In economic news Tuesday, U.S. wholesale inventories fell 0.2% in January following a 0.8% gain in December. Auto sales were a major drag on the report, notes economic research outfit MMS International. Sales rose 1.0% after a revised 0.4% decline in December (from -0.8% previously). The inventory-to-sales ratio fell to 1.21 from a revised 1.22 (from 1.23 previously).
The key economic data releases will come toward the end of this week. Initial jobless claims, February retail sales, and import prices will be due Thursday. On Friday, investors will get January business inventories data, February producer prices, industrial production, and preliminary figures for the University of Michigan Consumer sentiment survey for March.
Plenty of corporate news helped to fray investors' nerves. AMR Corp.'s (AMR) American Airlines is talking to lenders about raising as much as $2 billion in financing should the carrier file for bankruptcy protection, the New York Times said, citing an unnamed banker.
Rival Delta Air Lines (DAL) said it expects cash flow from operations to be negative in the first quarter. Delta had previously predicted cash flow would be positive.
In the drug industry, biotechnology drugmaker ImClone Systems' (IMCL) former CEO Sam Waksal has reached a deal with the SEC over the insider trading charges he faced. He will be barred from acting as a company officer for life and must pay $800,000 in fines.
Separetely, King Pharmaceuticals Inc. (KG), the worst-performing drug stock in the Standard & Poor's 500 Index last year, said it got a subpoena from the U.S. Securities and Exchange Commission for information on pricing and rebates. King shares tumbled as much as 27%.
Cellphone maker Nokia (NOK) may be under pressure after the mobile-phone maker said first-quarter earnings will be at the low end of its previous forecast.
Corning (GLW), the fiber optics maker, expects its first-quarter loss, before certain costs, to narrow to a range of 1 cent to 4 cents a share. But Corning also anticipates that it will have a profitable quarter in 2003.
Aerospace and industrial products company Goodrich (GR) reduced its forecast for profit this year to be $1.60 to $1.75 a share, excluding costs, from an earlier forecast of $1.70 to $1.85.
Appliance maker Maytag (MYG) said sales and earnings will not meet expectations, citing weaker sales of Hoover products and "anxiety" among consumers.
Wednesday's session is expected to bring earnings reports from retailers Foot Locker (Z), Talbot's (TLB), and Sports Authority (TSA).
Prices of U.S. Treasury issues ended mixed. The 30-year note rose in price, while shorter-term notes all fell slightly. The benchmark 10-year note's yield was 3.57%.
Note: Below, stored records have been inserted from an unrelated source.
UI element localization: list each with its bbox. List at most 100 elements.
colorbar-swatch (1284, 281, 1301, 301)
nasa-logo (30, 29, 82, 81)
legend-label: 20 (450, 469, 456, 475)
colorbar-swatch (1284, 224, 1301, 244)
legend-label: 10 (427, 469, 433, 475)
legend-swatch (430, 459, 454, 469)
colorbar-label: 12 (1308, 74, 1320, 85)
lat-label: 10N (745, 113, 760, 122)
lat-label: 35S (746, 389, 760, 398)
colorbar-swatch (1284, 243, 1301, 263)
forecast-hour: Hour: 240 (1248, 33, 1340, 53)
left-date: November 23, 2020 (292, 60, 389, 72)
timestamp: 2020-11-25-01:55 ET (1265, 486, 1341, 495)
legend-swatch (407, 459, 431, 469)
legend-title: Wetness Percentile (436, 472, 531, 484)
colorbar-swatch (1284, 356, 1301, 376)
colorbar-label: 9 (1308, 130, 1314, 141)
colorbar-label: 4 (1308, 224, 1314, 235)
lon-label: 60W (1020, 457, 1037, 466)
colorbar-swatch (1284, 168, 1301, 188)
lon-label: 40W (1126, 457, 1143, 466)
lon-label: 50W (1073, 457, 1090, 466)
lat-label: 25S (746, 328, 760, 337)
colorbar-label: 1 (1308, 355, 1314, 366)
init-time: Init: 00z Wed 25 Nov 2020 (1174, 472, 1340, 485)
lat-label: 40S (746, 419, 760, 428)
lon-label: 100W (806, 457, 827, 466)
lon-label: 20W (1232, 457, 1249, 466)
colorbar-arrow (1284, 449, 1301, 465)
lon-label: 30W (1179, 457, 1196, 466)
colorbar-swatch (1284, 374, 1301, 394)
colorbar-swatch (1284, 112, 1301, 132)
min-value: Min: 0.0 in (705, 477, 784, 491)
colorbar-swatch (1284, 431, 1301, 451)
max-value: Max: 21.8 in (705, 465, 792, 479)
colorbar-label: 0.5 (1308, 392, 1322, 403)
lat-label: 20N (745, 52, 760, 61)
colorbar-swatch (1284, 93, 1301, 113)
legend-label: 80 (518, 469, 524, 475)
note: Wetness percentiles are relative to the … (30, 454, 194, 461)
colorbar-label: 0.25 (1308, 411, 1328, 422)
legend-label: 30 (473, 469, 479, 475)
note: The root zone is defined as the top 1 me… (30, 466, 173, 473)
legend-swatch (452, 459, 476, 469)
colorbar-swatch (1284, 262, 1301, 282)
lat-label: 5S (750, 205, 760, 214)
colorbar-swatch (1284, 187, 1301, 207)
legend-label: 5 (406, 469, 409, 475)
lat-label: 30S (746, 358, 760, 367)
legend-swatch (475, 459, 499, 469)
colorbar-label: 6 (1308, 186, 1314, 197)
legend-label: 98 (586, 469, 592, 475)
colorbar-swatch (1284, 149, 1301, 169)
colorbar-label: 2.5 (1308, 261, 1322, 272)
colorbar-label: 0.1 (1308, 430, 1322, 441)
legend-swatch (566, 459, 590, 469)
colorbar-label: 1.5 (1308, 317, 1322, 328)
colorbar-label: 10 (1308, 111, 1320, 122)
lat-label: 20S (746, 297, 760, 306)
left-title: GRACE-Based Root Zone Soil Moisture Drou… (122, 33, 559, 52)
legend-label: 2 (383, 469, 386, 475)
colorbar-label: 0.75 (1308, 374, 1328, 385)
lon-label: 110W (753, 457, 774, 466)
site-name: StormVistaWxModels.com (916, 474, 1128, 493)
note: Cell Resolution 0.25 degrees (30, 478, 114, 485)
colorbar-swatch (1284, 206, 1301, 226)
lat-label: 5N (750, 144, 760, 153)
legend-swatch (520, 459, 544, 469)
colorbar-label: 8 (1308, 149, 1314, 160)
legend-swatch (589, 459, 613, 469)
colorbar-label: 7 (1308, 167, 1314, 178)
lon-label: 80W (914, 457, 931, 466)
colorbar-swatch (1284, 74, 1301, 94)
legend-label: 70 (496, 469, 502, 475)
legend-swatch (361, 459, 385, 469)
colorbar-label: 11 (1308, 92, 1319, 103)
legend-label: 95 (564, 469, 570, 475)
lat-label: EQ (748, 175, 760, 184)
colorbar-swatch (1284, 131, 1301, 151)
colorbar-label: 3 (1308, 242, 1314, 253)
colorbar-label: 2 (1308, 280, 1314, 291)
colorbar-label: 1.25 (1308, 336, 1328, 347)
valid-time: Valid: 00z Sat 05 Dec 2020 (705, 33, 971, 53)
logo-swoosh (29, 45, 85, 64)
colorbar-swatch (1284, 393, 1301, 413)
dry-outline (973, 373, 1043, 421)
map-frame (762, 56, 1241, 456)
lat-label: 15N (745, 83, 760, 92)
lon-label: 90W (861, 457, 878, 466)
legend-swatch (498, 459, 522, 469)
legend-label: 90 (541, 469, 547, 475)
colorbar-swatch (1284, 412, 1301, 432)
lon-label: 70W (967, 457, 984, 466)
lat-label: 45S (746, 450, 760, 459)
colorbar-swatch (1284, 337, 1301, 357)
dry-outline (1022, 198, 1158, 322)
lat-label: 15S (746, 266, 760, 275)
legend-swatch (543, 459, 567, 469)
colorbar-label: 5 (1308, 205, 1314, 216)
After six consecutive days of curve steepening, traders booked profits as the safe haven bid stalled out, according to MMS.
European markets ended down amid continuing war jitters. In London, the Financial Times-Stock Exchange 100 index fell 5 points, or 0.25%, to 3,452.70. In Germany, the DAX index fell 23.74 points, or 1.02%, to 2,305.30, while France's CAC 40 index lost 20.19 points, or 0.80%, to 2,493.42.
Asian markets finished lower, most notably in Japan, pressured by North Korea's missile launch test into the Sea of Japan last weekend. In Tokyo, the Nikkei 225 index fell 179.83 points, or 2.24%, to close at 7,862.43. The Nikkei has reached a 20-year low point.
In Hong Kong, the benchmark Hang Seng index declined 1.94 points, or 0.02%, to close at 8,859.93.